He said he still loves Albeck, now 86 and in failing health, “more than anything in this world.”
“He was tough on me, but he accepted and respected me,” Banks said. “But I had to earn it.”
Banks averaged 10.9 and 9.7 points per game in his two seasons in Chicago playing with Michael Jordan. He suffered a ruptured Achilles tendon in a non-sanctioned summer league all-star game prior to the 1987-88 season.
The team waived him that fall.
He went on to play a year in the CBA, then coached and played eight seasons in France, Italy (with Gilmore), Israel, Peru, Greece, Belgium and Argentina.
Banks has worked in broadcasting, dabbled in acting (he played a key role in the movie “Eddie,” starring Whoopi Goldberg) and coached women’s basketball at Bluefield State (West Virginia) and Bennett College (North Carolina).

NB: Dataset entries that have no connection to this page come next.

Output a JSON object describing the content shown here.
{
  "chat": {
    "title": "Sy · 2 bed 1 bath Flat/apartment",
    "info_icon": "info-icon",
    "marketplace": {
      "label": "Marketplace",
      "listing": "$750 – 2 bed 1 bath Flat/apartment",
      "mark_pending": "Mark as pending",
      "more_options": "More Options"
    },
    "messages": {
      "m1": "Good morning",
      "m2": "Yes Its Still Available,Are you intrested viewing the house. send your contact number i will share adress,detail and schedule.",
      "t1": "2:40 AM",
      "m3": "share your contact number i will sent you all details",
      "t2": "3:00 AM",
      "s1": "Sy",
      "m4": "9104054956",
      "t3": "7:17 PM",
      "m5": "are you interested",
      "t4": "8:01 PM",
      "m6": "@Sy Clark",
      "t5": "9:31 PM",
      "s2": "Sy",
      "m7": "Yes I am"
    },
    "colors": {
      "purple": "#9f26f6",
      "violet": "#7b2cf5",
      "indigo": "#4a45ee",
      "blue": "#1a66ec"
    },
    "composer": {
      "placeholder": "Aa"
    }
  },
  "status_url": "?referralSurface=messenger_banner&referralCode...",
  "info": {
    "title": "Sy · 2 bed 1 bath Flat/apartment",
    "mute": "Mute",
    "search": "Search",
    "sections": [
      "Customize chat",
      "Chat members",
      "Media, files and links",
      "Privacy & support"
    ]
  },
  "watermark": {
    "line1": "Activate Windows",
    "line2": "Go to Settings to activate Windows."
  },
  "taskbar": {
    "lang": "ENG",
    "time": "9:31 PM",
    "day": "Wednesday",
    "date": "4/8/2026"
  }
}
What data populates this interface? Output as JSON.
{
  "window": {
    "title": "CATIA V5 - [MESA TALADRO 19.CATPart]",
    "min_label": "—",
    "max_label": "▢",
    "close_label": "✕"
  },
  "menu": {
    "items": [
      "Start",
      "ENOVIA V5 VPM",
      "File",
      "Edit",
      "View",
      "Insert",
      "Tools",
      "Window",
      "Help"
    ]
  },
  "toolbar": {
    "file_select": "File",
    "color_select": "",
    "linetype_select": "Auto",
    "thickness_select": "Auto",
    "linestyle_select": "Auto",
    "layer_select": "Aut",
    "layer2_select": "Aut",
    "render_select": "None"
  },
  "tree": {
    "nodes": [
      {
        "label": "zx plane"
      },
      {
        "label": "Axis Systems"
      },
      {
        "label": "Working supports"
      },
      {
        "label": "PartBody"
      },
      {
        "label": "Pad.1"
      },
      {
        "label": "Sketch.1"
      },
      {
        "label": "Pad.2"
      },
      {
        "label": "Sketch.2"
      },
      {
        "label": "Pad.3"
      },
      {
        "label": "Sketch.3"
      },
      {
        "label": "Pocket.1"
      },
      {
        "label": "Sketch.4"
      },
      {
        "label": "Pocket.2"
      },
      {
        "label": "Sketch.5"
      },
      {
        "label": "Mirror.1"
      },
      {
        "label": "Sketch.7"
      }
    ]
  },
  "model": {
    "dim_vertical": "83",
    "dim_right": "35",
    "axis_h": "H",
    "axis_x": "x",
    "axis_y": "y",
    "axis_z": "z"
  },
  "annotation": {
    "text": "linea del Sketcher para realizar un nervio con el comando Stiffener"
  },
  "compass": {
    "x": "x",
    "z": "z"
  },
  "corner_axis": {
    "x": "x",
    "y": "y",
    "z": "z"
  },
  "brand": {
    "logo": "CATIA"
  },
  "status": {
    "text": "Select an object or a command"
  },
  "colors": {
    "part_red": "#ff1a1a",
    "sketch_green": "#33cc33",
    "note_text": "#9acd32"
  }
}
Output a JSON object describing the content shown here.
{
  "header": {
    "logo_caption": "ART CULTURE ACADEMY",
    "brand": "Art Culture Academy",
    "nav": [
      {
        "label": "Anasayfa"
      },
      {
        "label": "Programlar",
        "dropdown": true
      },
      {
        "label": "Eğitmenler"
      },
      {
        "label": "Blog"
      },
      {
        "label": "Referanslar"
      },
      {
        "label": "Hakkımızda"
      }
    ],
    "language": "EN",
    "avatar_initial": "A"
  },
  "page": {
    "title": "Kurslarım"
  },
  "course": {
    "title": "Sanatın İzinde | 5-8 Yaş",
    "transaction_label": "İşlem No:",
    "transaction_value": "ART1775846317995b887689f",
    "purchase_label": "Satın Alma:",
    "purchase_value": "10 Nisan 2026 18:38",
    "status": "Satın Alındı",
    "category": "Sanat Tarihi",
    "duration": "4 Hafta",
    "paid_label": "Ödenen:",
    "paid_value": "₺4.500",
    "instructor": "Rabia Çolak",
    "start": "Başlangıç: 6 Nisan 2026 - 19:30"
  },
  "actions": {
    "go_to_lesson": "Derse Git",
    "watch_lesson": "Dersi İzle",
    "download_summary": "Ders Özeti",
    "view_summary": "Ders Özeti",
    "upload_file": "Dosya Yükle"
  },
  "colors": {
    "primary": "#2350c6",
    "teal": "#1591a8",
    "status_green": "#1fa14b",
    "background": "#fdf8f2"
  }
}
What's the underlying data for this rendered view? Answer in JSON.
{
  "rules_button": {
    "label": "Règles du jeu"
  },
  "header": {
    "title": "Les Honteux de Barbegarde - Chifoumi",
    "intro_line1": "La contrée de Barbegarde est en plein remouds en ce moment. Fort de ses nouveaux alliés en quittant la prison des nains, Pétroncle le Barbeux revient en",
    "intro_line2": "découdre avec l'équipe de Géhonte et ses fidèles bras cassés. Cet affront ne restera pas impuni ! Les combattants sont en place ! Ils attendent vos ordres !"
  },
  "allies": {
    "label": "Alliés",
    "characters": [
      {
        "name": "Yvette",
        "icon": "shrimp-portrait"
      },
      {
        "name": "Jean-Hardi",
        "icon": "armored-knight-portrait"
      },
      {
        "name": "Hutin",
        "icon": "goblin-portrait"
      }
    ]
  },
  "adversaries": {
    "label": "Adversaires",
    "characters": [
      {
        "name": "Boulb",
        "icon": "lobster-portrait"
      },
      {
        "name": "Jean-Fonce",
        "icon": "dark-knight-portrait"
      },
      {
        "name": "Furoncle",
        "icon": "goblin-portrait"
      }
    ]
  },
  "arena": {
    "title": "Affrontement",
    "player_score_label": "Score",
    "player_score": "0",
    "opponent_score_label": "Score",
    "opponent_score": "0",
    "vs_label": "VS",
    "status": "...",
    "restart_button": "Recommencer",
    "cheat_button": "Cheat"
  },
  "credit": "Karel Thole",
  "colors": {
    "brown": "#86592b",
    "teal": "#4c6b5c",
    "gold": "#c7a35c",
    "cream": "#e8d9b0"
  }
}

He served as assistant coach and scout with the Washington Wizards of the NBA from 2009-2012 and was a finalist for the San Antonio Stars’ recent head coaching vacancy (a job that went to former Stars player and assistant coach Vickie Johnson).
Banks said he felt snubbed by the rejection.
“It really bothers me, because I felt I could have revised the program,” he said. “I like (Johnson) as a person, but they started 0-14. San Antonio can be a good place for women’s basketball, done right.”
Banks recently spent time in China at a basketball camp training Chinese big men.
Ready for more
Banks hopes to coach again in the NBA and would consider coming back to the Spurs, even if only in a community relations capacity.
“I love coach (Gregg) Popovich,” Banks said. “(Spurs shooting coach) Chip Engelland and I played together at Duke. My heart’s always been a Spur.”
In the meantime, Banks, 58, is content to work on his foundation from his home in Greensboro, North Carolina.
His personal life has been touched by tragedy.
He has two sons and two daughters, all grown, with three grandchildren. But another son, Kyle, died in 2008 of a ruptured aorta.
His wife, Isabelle, a cable television producer of Spurs halftime shows, died in 1997 after battling multiple sclerosis.
He has never remarried.
“No one can ever replace her,” Banks said. “She was God’s gift to me.”
As for that nickname? Banks said he’s still known as Tinkerbell in Philly and at his alma mater of Duke, but the moniker never followed him to the NBA.
Possibly because of Banks’ physical style of play
“It had no bearing on my masculinity,” Banks said of his Tinkerbell nickname. “Let’s make that very clear.”